Я нашла себе представителя – девушку жесткую и сильную настолько, чтобы выжить в старших классах. Я отправляю этого представителя вместо себя, и мне самой никто не может причинить вред. Она уверена в себе, а я нашла для себя выход. Весь день в школе я не дышу, а вернувшись домой, расслабляюсь: сначала объедаюсь, потом бегу в туалет. Отличный ритм. Я становлюсь популярной среди девочек. Они чувствуют, я знаю нечто такое, что не известно им. Со временем я начинаю замечать, что мальчики обращают на меня внимание. Проходя мимо, я своим поведением словно говорю им: «Теперь я могу играть в ваши игры». А потом усаживаюсь возле шахматной доски и жду, когда мной начнут играть. И как это всегда бывает с пешками, меня съедают.
* * *
У меня сохранилось яркое воспоминание о первом сексе: Camel Lights. Как-то после школы я оказалась в широкой постели моего бойфренда. Он был старше меня. Под его весом я буквально задыхалась и думала только о том, как долго это продлится. Из пластикового приемника доносилась музыка. The Eagles, Hotel California. Первые же ноты напугали меня до смерти. Бойфренд елозил на мне, как огромный, неловкий малыш, а я осматривала его комнату. На шкафу я увидела пачку Camel Lights. На пачке сигарет лежала зеленая зажигалка. Эти сигареты и зажигалка напомнили мне нас обоих, елозящих друг на друге и старающихся быть полезными. Я точно поняла, что зажигалка – это я. Потом парень перестал ерзать, но так и остался на мне. Hotel California еще не закончился. Я подумала, что длинная песня – это сигнал: жизнь не только мрачна и безнадежна, но еще и бесконечно длинна. После того дня мы занимались сексом еще год, но никогда больше не было музыки, света и постели. Все происходило на бетонном полу в темной подсобке в подвале дома его родителей. Ему хотелось сделать особым лишь наш первый раз.

 

Жарким летним утром, уже после окончания десятого класса, мы с моей лучшей подругой отправились в зоомагазин посмотреть на животных. Подруга собиралась заняться сексом со своим бойфрендом и стала расспрашивать меня, каково это. Я наблюдала за котятами, игравшими в клетке. Один из них наскакивал на стоявшую рядом когтеточку.

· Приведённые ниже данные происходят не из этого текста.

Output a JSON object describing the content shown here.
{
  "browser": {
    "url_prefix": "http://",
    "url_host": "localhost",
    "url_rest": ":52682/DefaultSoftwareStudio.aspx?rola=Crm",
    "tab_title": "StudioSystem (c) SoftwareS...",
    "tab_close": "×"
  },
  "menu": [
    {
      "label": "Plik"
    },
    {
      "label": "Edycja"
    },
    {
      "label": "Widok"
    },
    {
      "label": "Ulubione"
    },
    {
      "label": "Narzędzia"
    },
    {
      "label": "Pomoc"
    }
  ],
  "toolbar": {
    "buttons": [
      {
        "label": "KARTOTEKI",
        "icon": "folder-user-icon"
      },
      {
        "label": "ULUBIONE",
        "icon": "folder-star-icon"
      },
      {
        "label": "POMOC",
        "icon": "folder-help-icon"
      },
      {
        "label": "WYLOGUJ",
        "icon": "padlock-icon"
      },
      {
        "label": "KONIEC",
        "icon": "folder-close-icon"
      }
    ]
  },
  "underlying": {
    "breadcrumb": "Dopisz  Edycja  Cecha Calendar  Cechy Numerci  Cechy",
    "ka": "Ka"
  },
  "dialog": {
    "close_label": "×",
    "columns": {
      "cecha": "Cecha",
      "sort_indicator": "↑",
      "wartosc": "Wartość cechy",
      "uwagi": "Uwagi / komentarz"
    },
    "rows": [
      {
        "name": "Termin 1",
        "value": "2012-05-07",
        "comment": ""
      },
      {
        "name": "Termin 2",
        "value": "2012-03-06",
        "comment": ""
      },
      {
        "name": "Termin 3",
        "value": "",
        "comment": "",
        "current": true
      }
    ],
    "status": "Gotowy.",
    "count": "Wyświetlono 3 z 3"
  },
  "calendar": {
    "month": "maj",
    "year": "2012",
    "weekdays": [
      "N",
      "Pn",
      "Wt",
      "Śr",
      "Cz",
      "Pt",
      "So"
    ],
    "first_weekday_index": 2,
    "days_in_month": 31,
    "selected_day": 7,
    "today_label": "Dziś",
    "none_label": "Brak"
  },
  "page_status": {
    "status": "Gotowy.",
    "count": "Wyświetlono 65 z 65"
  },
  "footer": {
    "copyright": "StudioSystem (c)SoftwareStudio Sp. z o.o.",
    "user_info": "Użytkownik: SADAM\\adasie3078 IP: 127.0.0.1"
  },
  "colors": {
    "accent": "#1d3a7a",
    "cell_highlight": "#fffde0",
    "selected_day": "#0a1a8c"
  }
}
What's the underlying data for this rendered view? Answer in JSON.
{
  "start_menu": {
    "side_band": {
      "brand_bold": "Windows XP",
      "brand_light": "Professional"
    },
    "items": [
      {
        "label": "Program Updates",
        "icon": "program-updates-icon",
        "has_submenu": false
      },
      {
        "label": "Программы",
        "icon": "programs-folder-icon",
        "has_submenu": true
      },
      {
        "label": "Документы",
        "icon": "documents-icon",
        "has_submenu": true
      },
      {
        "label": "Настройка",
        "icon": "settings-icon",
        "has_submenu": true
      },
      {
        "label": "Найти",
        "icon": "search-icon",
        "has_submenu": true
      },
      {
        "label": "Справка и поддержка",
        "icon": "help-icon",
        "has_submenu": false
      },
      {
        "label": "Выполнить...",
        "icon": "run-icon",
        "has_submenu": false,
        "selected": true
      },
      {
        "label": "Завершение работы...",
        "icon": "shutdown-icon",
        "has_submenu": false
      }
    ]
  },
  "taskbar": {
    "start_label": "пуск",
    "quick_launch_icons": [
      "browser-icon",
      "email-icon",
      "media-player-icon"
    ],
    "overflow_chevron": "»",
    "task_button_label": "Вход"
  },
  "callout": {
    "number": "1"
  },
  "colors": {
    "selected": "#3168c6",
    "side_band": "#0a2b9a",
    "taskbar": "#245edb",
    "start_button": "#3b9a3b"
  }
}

– Секс – это то же самое, – сказала я, указывая на этого котенка. – Я – когтеточка, а Джо наскакивает на меня, когда ему хочется секса. Мое тело – игрушка, забавляющая его. Но больше его ничего не интересует. Он трогает меня, но не касается моей души. Секс – это не личное. Просто так получилось, что я – его подружка, поэтому он может играть с моим телом. Очень по-детски. Так котята играют с когтеточками, а дети с чужими игрушками. Они не обращают внимания друг на друга. Но я научилась этому трюку: я просто оставляю свое тело для игры, а сама ускользаю и думаю о другом… – Я отвернулась от котят и посмотрела прямо на подругу: – Это происходит не со мной, а с моим телом. Я лишь жду, когда все кончится. Не думаю, что Джо об этом знает. Да ему и дела нет.
Подруга с изумлением смотрела на меня. По ее лицу я поняла, что поделилась слишком сокровенным. Я позволила себе высказаться, забыв о своем представителе. Я ждала.
– Странно, – протянула подруга. – А по телевизору все выглядит так здорово…
– Знаю, – кивнула я. – Все не так, как по телевизору. По крайней мере у меня. Но все может быть и по-другому…
Подруга уставилась на щенков, а я вернулась к котятам. Мне было шестнадцать лет, и я хотела, чтобы мой мир снова был маленьким – щенки, котята, и моя лучшая подруга.
Через несколько недель подруга решилась на секс. Она позвонила мне и сказала:
– Не знаю, о чем ты говорила, но это был лучший день в моей жизни! Это просто потрясающе!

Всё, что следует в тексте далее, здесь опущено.